Mahkeme, bu bağlamda, ilgili iç hukuku yorumlama konusunda şüphesiz en iyi konuma sahip olan Anayasa Mahkemesi’nin değerlendirmesini dikkate almaktadır. Anayasa Mahkemesi, geçmişte çok az sayıda engellinin oy kullanma makinelerini kullandığını, bu tür makinelerin her türlü engeli olan kişilere yardımcı olamayacağını ve bunların sağlanmasının yüksek maliyetlerle bağlantılı olduğunu dikkate almıştır. Anayasa Mahkemesi’nin sunduğu gerekçeler ikna edici görünmekte ve oylama makinelerinin kullanımıyla ilgili geçmiş deneyimlerin dikkatli bir şekilde değerlendirilmesine ve yeni düzenlemenin uluslararası standartlara uygunluğuna dayanmaktadır.

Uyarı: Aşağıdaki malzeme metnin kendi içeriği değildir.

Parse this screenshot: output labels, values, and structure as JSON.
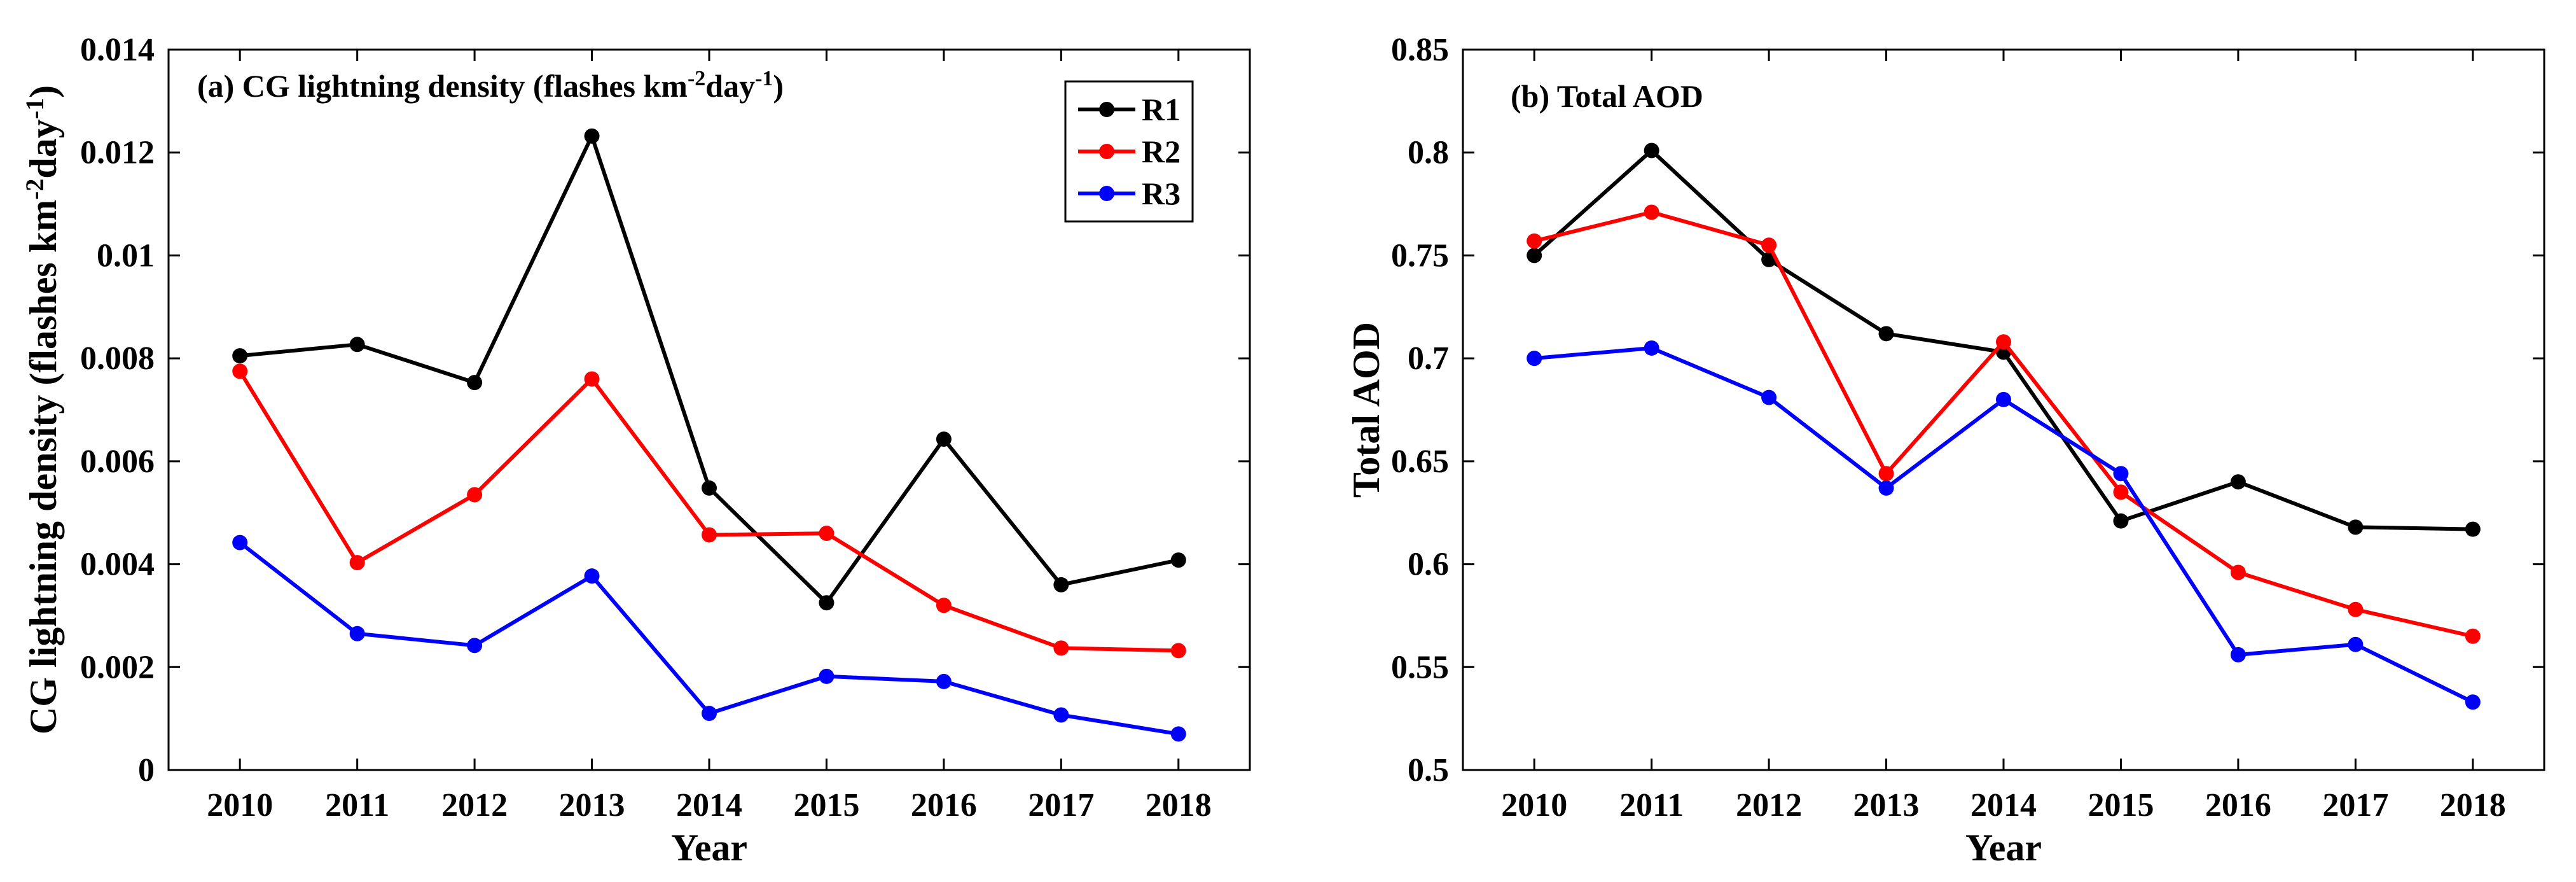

Tüm bu nedenler ve birinci başvurucuya sunulan diğer seçenekler, özellikle kendi seçeceği bir kişi tarafından yardım alma imkanı göz önünde bulundurularak davalı Devletin, toplumun çıkarlarının korunması ile birinci başvurucunun Sözleşme tarafından güvence altına alınan hak ve özgürlüklerine saygı arasında adil bir denge kurmada başarısız olduğu söylenemez. Dolayısıyla birinci başvurucuyla ilgili olarak 1 Numaralı Protokol’ün 3. maddesi ile bağlantılı olarak 14. madde ihlal edilmemiştir.
Adil Tazmin(41.Madde)
Mahkeme, birinci başvurucunun kızlarının her birine 1600 Euro manevi tazminat ve masraf ve giderler için 1500 Euro ödenmesine; ikinci başvurucuya ise 3200 Euro manevi tazminat ve masraf ve giderler için 1500 Euro ödenmesine karar vermiştir.